Впервые в жизни он убедился, что можно есть не только лишь бы насытиться. Он понятия не имел, что за блюда ему подавали. Пища как пища. За этим столом он насыщал свою любовь к красоте, еда здесь оказалась неким эстетическим действом. И интеллектуальным тоже. Ум его был взбудоражен. Здесь он слышал слова, значения которых не понимал, и другие, которые встречал только в книгах,
– никто из его окружения, ни один мужчина, ни одна женщина, даже произнести бы их не сумели. Он слушал, как слова эти слетают с языка у любого в этой удивительной семье – ее семье, – и его пробирала дрожь восторга. Вот оно необыкновенное, прекрасное, полное благородной силы, про что он читал в книгах. Он был в том редком, счастливом состоянии, когда видишь, как твои мечты гордо выступают из потаенных уголков фантазии и становятся явью.
Никогда еще жить не возносила его так высоко, и он старался оставаться в тени, слушал, наблюдал, радовался и сдержанно, односложно отвечал: «Да, мисс» и «Нет, мисс» – ей и «Да, мэм» и «Нет, мэм» – ее матери. Отвечая ее братьям, он обуздывал себя, – по моряцкой привычке с языка готово было слететь «Да, сэр», «Нет, сэр». Так не годится, это все равно что признать, будто ты их ниже, а если хочешь ее завоевать, это нипочем нельзя. Да и гордость в нем заговорила. "Право слово,
– в какую-то минуту сказал он себе, – ничуть я не хуже ихнего, ну, знают они всего видимо-невидимо, подумаешь, мог бы и я их кой-чему поучить". Но стоило ей или ее матери обратиться к нему «мистер Иден», и, позабыв свою воинственную гордость, он сиял и таял от восторга. Он культурный человек, вот так-то, он обедает за одним столом с людьми, о каких прежде только читал в книжках. Он и сам будто герой книжки, разгуливает по печатным страницам одетых в переплеты томов.
Но пока он сидел там – вовсе не дикарь, каким описал его Артур, а кроткая овечка, – он упрямо думал да гадал, как же себя повести. Был он отнюдь не кроткая, овечка, и роль второй скрипки, никогда не подошла бы этой благородной, сильной натуре.

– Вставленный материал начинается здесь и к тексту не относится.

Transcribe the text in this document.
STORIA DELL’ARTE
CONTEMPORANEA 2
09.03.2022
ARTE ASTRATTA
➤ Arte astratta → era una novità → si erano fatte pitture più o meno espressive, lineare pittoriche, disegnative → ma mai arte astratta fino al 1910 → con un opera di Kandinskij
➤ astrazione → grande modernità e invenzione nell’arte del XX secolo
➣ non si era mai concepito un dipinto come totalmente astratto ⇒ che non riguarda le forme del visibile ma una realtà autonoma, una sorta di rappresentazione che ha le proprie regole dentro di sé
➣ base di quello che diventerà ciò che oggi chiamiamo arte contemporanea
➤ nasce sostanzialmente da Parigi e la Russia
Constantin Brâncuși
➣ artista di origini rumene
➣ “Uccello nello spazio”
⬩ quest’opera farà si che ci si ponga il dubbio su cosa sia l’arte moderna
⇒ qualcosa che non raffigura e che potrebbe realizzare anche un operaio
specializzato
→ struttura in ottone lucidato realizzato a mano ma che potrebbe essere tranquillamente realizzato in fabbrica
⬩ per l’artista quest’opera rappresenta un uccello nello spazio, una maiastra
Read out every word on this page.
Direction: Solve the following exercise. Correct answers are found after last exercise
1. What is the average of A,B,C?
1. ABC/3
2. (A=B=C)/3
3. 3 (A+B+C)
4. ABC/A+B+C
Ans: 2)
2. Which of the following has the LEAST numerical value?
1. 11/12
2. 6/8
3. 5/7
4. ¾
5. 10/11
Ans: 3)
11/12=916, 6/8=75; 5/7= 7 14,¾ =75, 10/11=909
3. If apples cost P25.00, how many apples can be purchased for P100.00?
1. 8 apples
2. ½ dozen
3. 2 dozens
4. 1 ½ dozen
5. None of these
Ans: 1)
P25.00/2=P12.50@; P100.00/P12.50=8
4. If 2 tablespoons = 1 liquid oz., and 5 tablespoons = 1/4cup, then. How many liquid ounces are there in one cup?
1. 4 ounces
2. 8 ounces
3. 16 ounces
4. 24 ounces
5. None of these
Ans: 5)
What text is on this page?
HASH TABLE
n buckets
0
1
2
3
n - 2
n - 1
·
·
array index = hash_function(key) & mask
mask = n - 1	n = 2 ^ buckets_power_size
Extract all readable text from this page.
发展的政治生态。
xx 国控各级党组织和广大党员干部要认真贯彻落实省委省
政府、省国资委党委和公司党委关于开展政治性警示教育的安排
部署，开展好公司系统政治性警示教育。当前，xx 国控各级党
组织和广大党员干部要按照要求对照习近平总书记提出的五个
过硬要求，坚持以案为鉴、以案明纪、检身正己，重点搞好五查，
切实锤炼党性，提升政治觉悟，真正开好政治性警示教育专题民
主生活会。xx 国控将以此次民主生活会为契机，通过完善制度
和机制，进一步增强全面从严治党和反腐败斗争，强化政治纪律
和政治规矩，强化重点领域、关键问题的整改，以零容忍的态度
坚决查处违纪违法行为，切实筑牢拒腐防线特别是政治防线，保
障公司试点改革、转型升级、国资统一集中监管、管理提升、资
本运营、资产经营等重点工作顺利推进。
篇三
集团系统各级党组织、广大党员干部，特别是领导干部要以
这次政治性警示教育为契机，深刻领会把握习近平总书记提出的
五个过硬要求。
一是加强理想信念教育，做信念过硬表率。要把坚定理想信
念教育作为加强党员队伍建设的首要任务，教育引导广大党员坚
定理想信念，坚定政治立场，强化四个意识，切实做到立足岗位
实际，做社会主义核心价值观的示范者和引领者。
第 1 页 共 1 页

Говорил он, лишь когда от него этого ждали, и говорил примерно так, как шел в столовую: спотыкался, останавливался, подыскивая в своем многоязычном словаре нужные слова, взвешивая те, что явно годятся, но боязно – вдруг неправильно их произнесешь, – отвергая другие, которых здесь не поймут, или они прозвучат уж очень грубо и резко. И непрестанно угнетало сознание, что из-за этой осмотрительности, мешающей оставаться самим собой, он выглядит олухом. Да еще вольнолюбивый нрав теснили эти жесткие рамки, как теснили шею крахмальные оковы воротничка. Притом он был уверен, что все равно сорвется. Природа одарила его могучим умом, остротою чувств, и неугомонный дух его не знал покоя. Внезапно им овладевал какой-либо замысел или настроение и в муках стремились выразиться и обрести форму, и, поглощенный ими, он забывал, где он, и с языка слетали привычные слова, те самые, из которых всегда состояла его речь.